Thrasher grew up in Springfield, Virginia, and graduated from West Springfield High School in 2015. She is the daughter of Roger and Valerie Thrasher and has two older brothers. She graduated summa cum laude from West Virginia University in 2019, where she majored in biomedical engineering.

Thrasher serves on the athlete advisory team for Country Roads Trust, a West Virginia-based company formed in 2022 to help student-athletes take advantage of their new ability to monetize their Name, Image, and Likeness. Other WVU alumni on the advisory team include former NBA player Jerry West, former NFL player Pat McAfee, and gymnast Jaida Lawrence Hart.

==2016 Rio Olympics==

===10m air rifle===
Thrasher received the first gold medal awarded at the 2016 Summer Olympics in Rio de Janeiro. She qualified 6th in the first round of the women's 10m air rifle competition with a score of 416.3. She went on to win the final of that event with an Olympic Record score of 208.0, one point ahead of silver medalist Du Li of China.

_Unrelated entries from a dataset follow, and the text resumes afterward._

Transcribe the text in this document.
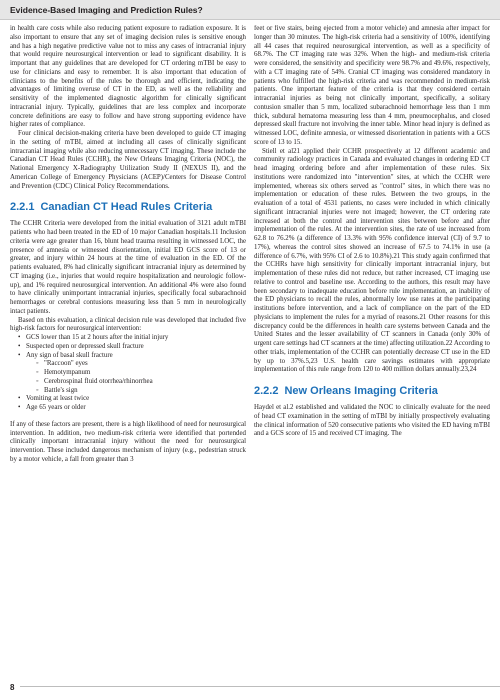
Evidence-Based Imaging and Prediction Rules?

in health care costs while also reducing patient exposure to radiation exposure. It is also important to ensure that any set of imaging decision rules is sensitive enough and has a high negative predictive value not to miss any cases of intracranial injury that would require neurosurgical intervention or lead to significant disability. It is important that any guidelines that are developed for CT ordering mTBI be easy to use for clinicians and easy to remember. It is also important that education of clinicians to the benefits of the rules be thorough and efficient, indicating the advantages of limiting overuse of CT in the ED, as well as the reliability and sensitivity of the implemented diagnostic algorithm for clinically significant intracranial injury. Typically, guidelines that are less complex and incorporate concrete definitions are easy to follow and have strong supporting evidence have higher rates of compliance.

Four clinical decision-making criteria have been developed to guide CT imaging in the setting of mTBI, aimed at including all cases of clinically significant intracranial imaging while also reducing unnecessary CT imaging. These include the Canadian CT Head Rules (CCHR), the New Orleans Imaging Criteria (NOC), the National Emergency X-Radiography Utilization Study II (NEXUS II), and the American College of Emergency Physicians (ACEP)/Centers for Disease Control and Prevention (CDC) Clinical Policy Recommendations.

2.2.1 Canadian CT Head Rules Criteria

The CCHR Criteria were developed from the initial evaluation of 3121 adult mTBI patients who had been treated in the ED of 10 major Canadian hospitals.11 Inclusion criteria were age greater than 16, blunt head trauma resulting in witnessed LOC, the presence of amnesia or witnessed disorientation, initial ED GCS score of 13 or greater, and injury within 24 hours at the time of evaluation in the ED. Of the patients evaluated, 8% had clinically significant intracranial injury as determined by CT imaging (i.e., injuries that would require hospitalization and neurologic follow-up), and 1% required neurosurgical intervention. An additional 4% were also found to have clinically unimportant intracranial injuries, specifically focal subarachnoid hemorrhages or cerebral contusions measuring less than 5 mm in neurologically intact patients.

Based on this evaluation, a clinical decision rule was developed that included five high-risk factors for neurosurgical intervention:

• GCS lower than 15 at 2 hours after the initial injury
• Suspected open or depressed skull fracture
• Any sign of basal skull fracture
◦ "Raccoon" eyes
◦ Hemotympanum
◦ Cerebrospinal fluid otorrhea/rhinorrhea
◦ Battle's sign
• Vomiting at least twice
• Age 65 years or older

If any of these factors are present, there is a high likelihood of need for neurosurgical intervention. In addition, two medium-risk criteria were identified that portended clinically important intracranial injury without the need for neurosurgical intervention. These included dangerous mechanism of injury (e.g., pedestrian struck by a motor vehicle, a fall from greater than 3

feet or five stairs, being ejected from a motor vehicle) and amnesia after impact for longer than 30 minutes. The high-risk criteria had a sensitivity of 100%, identifying all 44 cases that required neurosurgical intervention, as well as a specificity of 68.7%. The CT imaging rate was 32%. When the high- and medium-risk criteria were considered, the sensitivity and specificity were 98.7% and 49.6%, respectively, with a CT imaging rate of 54%. Cranial CT imaging was considered mandatory in patients who fulfilled the high-risk criteria and was recommended in medium-risk patients. One important feature of the criteria is that they considered certain intracranial injuries as being not clinically important, specifically, a solitary contusion smaller than 5 mm, localized subarachnoid hemorrhage less than 1 mm thick, subdural hematoma measuring less than 4 mm, pneumocephalus, and closed depressed skull fracture not involving the inner table. Minor head injury is defined as witnessed LOC, definite amnesia, or witnessed disorientation in patients with a GCS score of 13 to 15.

Stiell et al21 applied their CCHR prospectively at 12 different academic and community radiology practices in Canada and evaluated changes in ordering ED CT head imaging ordering before and after implementation of these rules. Six institutions were randomized into "intervention" sites, at which the CCHR were implemented, whereas six others served as "control" sites, in which there was no implementation or education of these rules. Between the two groups, in the evaluation of a total of 4531 patients, no cases were included in which clinically significant intracranial injuries were not imaged; however, the CT ordering rate increased at both the control and intervention sites between before and after implementation of the rules. At the intervention sites, the rate of use increased from 62.8 to 76.2% (a difference of 13.3% with 95% confidence interval (CI) of 9.7 to 17%), whereas the control sites showed an increase of 67.5 to 74.1% in use (a difference of 6.7%, with 95% CI of 2.6 to 10.8%).21 This study again confirmed that the CCHRs have high sensitivity for clinically important intracranial injury, but implementation of these rules did not reduce, but rather increased, CT imaging use relative to control and baseline use. According to the authors, this result may have been secondary to inadequate education before rule implementation, an inability of the ED physicians to recall the rules, abnormally low use rates at the participating institutions before intervention, and a lack of compliance on the part of the ED physicians to implement the rules for a myriad of reasons.21 Other reasons for this discrepancy could be the differences in health care systems between Canada and the United States and the lesser availability of CT scanners in Canada (only 30% of urgent care settings had CT scanners at the time) affecting utilization.22 According to other trials, implementation of the CCHR can potentially decrease CT use in the ED by up to 37%.5,23 U.S. health care savings estimates with appropriate implementation of this rule range from 120 to 400 million dollars annually.23,24

2.2.2 New Orleans Imaging Criteria

Haydel et al.2 established and validated the NOC to clinically evaluate for the need of head CT examination in the setting of mTBI by initially prospectively evaluating the clinical information of 520 consecutive patients who visited the ED having mTBI and a GCS score of 15 and received CT imaging. The

8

===50m rifle three positions===
Thrasher missed the finals of the 50m rifle three positions by one point, finishing with a score of 581.

== College career ==
Ginny Thrasher was a member of the West Virginia University Rifle Team from 2015-2019. During that time, she earned twelve All-American Honors as well as two NCAA individual titles and two team NCAA team titles.